それでも動かない母にアリシアの表情は歪み、赤く光る瞳に涙が溜まっていく。
「ママ、おきてよ! おはようして!」
アリシアが子供の力で思いっきり揺さぶると、レイラの頭ががくりと力なく揺れた。
たまらずシエルが駆け寄ると、アリシアを抱きしめレイラから引き離そうとする。
「アリシア、落ち着け」
「いやだぁっ! ママ! ママァっ!」
引き剥がされまいと、アリシアはレイラに必死に抱きつくが、シエルの腕が腰に回され、軽々と抱きかかえられてしまった。
シエルの腕の中で、アリシアは手足をばたつかせて暴れ、母に触れようとその手を伸ばしている。
その喧騒が耳に入っていないかのように、エデンはただ同じ言葉を繰り返していた。
「ママ……起きて……」
「っはなしてよぉ! ママっ!」
「ぐっ!?」
「おわっ!?」
身体強化を発動したアリシアの足が、シエルの体を容赦なく蹴り飛ばし、その体を後ろによろめかせた。

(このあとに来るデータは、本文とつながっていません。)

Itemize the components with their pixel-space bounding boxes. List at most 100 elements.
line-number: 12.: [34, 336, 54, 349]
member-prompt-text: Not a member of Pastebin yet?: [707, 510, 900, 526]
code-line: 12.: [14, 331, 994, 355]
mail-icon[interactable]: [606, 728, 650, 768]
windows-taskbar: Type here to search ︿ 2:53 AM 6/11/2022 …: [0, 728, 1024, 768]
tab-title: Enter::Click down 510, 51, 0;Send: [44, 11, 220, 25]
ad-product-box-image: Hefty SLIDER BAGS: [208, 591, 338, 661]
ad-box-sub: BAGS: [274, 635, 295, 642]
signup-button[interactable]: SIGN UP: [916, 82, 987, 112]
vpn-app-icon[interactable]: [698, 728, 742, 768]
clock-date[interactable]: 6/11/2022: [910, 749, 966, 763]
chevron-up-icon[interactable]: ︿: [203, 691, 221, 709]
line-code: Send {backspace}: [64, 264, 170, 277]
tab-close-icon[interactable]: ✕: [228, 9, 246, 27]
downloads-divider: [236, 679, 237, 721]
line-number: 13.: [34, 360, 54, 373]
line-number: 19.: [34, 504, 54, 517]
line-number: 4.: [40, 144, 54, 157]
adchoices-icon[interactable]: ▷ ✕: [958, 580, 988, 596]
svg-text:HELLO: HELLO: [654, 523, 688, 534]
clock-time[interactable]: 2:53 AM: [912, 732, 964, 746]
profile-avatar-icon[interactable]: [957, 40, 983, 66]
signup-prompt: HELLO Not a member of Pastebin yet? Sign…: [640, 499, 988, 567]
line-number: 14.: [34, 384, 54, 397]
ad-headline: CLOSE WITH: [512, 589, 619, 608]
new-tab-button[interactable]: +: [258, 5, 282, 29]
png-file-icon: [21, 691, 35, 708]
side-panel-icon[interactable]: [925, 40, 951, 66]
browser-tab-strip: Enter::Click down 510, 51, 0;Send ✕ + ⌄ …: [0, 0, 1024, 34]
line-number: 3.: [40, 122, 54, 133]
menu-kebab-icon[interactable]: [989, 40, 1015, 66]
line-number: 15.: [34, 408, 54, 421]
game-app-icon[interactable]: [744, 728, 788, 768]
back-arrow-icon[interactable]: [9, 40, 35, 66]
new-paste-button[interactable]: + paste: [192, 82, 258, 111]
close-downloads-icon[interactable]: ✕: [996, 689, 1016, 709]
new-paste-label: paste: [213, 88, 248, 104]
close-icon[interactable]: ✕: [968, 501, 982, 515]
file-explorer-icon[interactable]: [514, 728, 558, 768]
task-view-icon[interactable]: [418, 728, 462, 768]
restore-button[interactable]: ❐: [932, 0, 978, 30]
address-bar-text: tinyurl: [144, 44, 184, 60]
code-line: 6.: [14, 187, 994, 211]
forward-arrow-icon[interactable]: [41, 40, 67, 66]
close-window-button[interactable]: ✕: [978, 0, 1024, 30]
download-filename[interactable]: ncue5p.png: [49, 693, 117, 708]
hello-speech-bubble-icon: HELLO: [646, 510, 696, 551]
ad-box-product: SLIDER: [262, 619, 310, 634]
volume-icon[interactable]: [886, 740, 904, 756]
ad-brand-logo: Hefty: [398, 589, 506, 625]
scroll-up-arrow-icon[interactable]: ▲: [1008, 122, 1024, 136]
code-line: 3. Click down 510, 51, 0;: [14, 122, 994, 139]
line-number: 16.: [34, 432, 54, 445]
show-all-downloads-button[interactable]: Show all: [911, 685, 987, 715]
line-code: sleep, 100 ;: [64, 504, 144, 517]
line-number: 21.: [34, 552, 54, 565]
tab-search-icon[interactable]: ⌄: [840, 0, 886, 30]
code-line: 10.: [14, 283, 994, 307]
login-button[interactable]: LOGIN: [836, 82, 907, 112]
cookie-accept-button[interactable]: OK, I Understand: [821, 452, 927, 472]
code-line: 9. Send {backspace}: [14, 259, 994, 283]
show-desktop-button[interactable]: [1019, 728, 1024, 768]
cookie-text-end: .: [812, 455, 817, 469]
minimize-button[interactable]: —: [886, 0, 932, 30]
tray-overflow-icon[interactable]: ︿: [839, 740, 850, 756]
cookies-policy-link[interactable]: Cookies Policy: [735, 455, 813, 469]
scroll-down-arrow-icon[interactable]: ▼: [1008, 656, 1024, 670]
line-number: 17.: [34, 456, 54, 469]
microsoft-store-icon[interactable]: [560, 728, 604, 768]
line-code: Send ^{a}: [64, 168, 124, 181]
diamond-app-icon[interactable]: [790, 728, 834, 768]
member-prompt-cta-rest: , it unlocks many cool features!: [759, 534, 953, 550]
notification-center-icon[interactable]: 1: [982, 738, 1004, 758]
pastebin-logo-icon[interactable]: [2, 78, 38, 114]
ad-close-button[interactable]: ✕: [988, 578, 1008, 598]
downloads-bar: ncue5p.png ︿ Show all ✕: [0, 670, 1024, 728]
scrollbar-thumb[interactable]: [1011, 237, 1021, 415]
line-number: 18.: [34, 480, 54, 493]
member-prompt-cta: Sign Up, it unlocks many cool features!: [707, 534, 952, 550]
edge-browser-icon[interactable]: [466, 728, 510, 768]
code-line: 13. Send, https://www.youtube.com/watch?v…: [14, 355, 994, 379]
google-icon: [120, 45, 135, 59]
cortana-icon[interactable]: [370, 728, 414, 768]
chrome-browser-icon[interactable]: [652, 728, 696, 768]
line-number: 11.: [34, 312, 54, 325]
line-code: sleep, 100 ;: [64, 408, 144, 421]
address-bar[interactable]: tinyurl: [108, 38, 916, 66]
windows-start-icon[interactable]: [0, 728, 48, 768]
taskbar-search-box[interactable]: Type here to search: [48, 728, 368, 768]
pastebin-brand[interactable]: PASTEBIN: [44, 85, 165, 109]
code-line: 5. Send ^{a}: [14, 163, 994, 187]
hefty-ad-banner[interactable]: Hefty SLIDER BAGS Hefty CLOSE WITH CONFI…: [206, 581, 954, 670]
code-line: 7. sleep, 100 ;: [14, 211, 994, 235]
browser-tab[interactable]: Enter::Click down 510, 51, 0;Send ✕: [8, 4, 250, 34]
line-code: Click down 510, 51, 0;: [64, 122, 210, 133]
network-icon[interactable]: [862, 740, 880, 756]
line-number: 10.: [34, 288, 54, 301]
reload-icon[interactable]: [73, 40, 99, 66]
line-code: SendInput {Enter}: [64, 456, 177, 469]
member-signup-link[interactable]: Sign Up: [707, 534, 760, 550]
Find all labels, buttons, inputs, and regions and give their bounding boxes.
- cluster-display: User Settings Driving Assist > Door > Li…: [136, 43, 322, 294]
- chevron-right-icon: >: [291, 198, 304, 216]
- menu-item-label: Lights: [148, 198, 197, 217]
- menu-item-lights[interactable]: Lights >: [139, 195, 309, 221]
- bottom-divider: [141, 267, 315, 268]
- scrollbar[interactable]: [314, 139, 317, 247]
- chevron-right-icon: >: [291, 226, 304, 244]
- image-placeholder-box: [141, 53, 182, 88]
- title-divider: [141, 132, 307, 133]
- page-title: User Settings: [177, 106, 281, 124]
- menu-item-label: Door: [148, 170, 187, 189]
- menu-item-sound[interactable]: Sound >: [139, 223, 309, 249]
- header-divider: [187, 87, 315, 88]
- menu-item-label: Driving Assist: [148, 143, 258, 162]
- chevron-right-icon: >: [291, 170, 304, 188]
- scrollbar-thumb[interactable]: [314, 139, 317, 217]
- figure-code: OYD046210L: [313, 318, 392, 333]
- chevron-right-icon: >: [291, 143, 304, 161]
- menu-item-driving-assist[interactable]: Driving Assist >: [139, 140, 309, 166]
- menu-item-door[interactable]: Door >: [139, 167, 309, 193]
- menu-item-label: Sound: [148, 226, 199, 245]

傍にいたバンダにぶつかり、彼が抱えていたもう1つの布の塊を落としてしまう。
布に包まれたその塊は、落ちた拍子にごろりと転がり、中からそれが現れた。
「え? ……あ、あ、ああああああっ!」
アリシアが甲高い悲鳴を上げ、エデンに駆け寄る思いっきり抱き着いた。
「お、おねえちゃん! パパが、パパがぁっ!」
「……パパ?」
そういえば、ディーンの姿がどこにも見えない。疑問に思い視線を動かすと、それが、目に入った。
地面に転がった、一本の太い腕。
無数の深い傷が刻まれたその腕は、あまりにも見慣れた――。
「あ、ああ……そんな……パパ……」
「っ、何をしているんだ、バンダ」
それを見たジンが、その腕を拾い上げると再び布にそっとくるんだ。
茫然とするエデンと、その体を震えながら抱きしめて、動かないアリシア。
誰もがかけるべき言葉を見つけられずにいる中、ハンスがふらりとエバの傍らに歩み寄った。
「あの、エバ婆……このまま、というわけにも、いかないっすよね……?」
「ん?あ、ああ……そう……じゃな。……二人の墓を……つくらんと……」
(お墓? お墓って……ママを、埋めるの?)
その言葉に、エデンの思考が激しく明滅した。
歩み寄ってくるハンスの足音を、ギラリと睨みつけた。
「嫌です!」
「うわっ!?」
エデンから青白い光が迸り、近寄ろうとしたハンスの足元から、分厚い氷の壁が突き出した。